Polyamine Metabolism in Leishmania Parasites: A Promising Therapeutic Target

Abstract

Parasites of the genus Leishmania cause a variety of devastating and often fatal diseases in humans and domestic animals worldwide. The need for new therapeutic strategies is urgent because no vaccine is available, and treatment options are limited due to a lack of specificity and the emergence of drug resistance. Polyamines are metabolites that play a central role in rapidly proliferating cells, and recent studies have highlighted their critical nature in Leishmania. Numerous studies using a variety of inhibitors as well as gene deletion mutants have elucidated the pathway and routes of transport, revealing unique aspects of polyamine metabolism in Leishmania parasites. These studies have also shed light on the significance of polyamines for parasite proliferation, infectivity, and host-parasite interactions. This comprehensive review article focuses on the main polyamine biosynthetic enzymes: ornithine decarboxylase, S-adenosylmethionine decarboxylase, and spermidine synthase, and it emphasizes recent discoveries that advance these enzymes as potential therapeutic targets against Leishmania parasites.

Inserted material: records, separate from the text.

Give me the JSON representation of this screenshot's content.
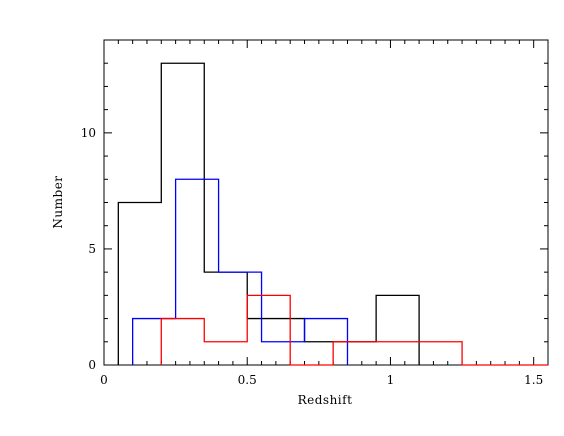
{
  "chart_data": {
    "type": "histogram",
    "title": "",
    "xlabel": "Redshift",
    "ylabel": "Number",
    "xlim": [
      0,
      1.55
    ],
    "ylim": [
      0,
      14
    ],
    "grid": false,
    "legend": "none",
    "x_ticks": {
      "major": [
        0,
        0.5,
        1,
        1.5
      ],
      "labels": [
        "0",
        "0.5",
        "1",
        "1.5"
      ],
      "minor_step": 0.05
    },
    "y_ticks": {
      "major": [
        0,
        5,
        10
      ],
      "labels": [
        "0",
        "5",
        "10"
      ],
      "minor_step": 1
    },
    "series": [
      {
        "color": "#000000",
        "bins": [
          {
            "x0": 0.05,
            "x1": 0.2,
            "value": 7
          },
          {
            "x0": 0.2,
            "x1": 0.35,
            "value": 13
          },
          {
            "x0": 0.35,
            "x1": 0.5,
            "value": 4
          },
          {
            "x0": 0.5,
            "x1": 0.7,
            "value": 2
          },
          {
            "x0": 0.7,
            "x1": 0.95,
            "value": 1
          },
          {
            "x0": 0.95,
            "x1": 1.1,
            "value": 3
          }
        ]
      },
      {
        "color": "#0000ff",
        "bins": [
          {
            "x0": 0.1,
            "x1": 0.25,
            "value": 2
          },
          {
            "x0": 0.25,
            "x1": 0.4,
            "value": 8
          },
          {
            "x0": 0.4,
            "x1": 0.55,
            "value": 4
          },
          {
            "x0": 0.55,
            "x1": 0.7,
            "value": 1
          },
          {
            "x0": 0.7,
            "x1": 0.85,
            "value": 2
          }
        ]
      },
      {
        "color": "#ff0000",
        "bins": [
          {
            "x0": 0.2,
            "x1": 0.35,
            "value": 2
          },
          {
            "x0": 0.35,
            "x1": 0.5,
            "value": 1
          },
          {
            "x0": 0.5,
            "x1": 0.65,
            "value": 3
          },
          {
            "x0": 0.65,
            "x1": 0.8,
            "value": 0
          },
          {
            "x0": 0.8,
            "x1": 1.25,
            "value": 1
          },
          {
            "x0": 1.25,
            "x1": 1.55,
            "value": 0
          }
        ]
      }
    ]
  }
}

Keywords: Leishmania; S-adenosylmethionine decarboxylase; drug resistance; ornithine decarboxylase; polyamines; putrescine; spermidine; spermidine synthase; transport.

Figure 1

Chemical structures of the three main polyamines: putrescine, spermidine, and spermine.

Figure 2

The polyamine biosynthetic pathway. Enzymes are shown in bold. The polyamine biosynthetic enzymes are arginase (ARG), ornithine decarboxylase (ODC), spermidine synthase (SPDSYN), and S-adenosylmethionine decarboxylase (ADOMETDC), the latter depicted with prozyme. Downstream reactions are catalyzed by trypanothione synthetase/amidase (TSA), a bifunctional enzyme that forms trypanothione, and by deoxyhypusine synthase (DHS) and deoxyhypusine hydroxylase (DOHH) that in consecutive reactions catalyze the hypusination and activation of eIF5A. The enzymes and metabolites unique to trypanosomatids, prozyme, TSA, and trypanothione, are shown in red, while the synthesis of spermine and the back-conversion of spermidine to putrescine, present only in mammalian cells and not in Leishmania, are denoted in green.

Figure 3

Differences in the polyamine biosynthetic pathways between trypanosomatids. The polyamine pathways of Leishmania spp., T. brucei, and T. cruzi are depicted. Enzymes are shown in bold. The polyamine biosynthetic enzymes spermidine synthase (SPDSYN), S-adenosylmethionine decarboxylase (ADOMETDC) with prozyme, trypanothione synthase (TSA), deoxyhypusine synthase (DHS), and deoxyhypusine hydroxylase (DOHH) are present in all three trypanosomatids. Ornithine decarboxylase (ODC) is missing in T. cruzi, and only Leishmania spp. appear to contain an active arginase (ARG). Dashed arrows represent the indispensable transport of polyamines or polyamine precursors.

Figure 4

Interaction of host–parasite polyamine pathways. The enzymes arginase (ARG), ornithine decarboxylase (ODC), spermidine synthase (SPDSYN), and S-adenosylmethionine decarboxylase (ADOMETDC) are present in both host and parasite, while the enzyme spermine synthase (SPMSYN), displayed in green, can only be found in the host. The enzyme trypanothione synthetase/amidase (TSA) and prozyme, shown in red, are unique to the parasite. Putrescine and spermidine are bracketed and depicted in gray in the macrophage to indicate that only low amounts may be present in host cells. The uptake of arginine, ornithine, putrescine, and spermidine is represented in the dotted arrows. The question marks denote that the extent of transport of ornithine, putrescine, and spermidine into the phagolysosome and intracellular amastigote under physiological conditions is unclear.

Figure 5

Structures of polyamine pathway metabolites and select ODC inhibitors. Structures of the metabolites (a) ornithine, (b) putrescine, and (c) agmatine are shown, as well as the following ODC inhibitors: (d) D, L-α-difluoromethylornithine (DFMO), the putrescine derivatives (e) 3-aminooxy-1-aminopropane (APA) and (f) 1,4-diamino-2-butanone (DAB), and the agmatine derivative (g) gamma-guanidinooxy propylamine (GAPA).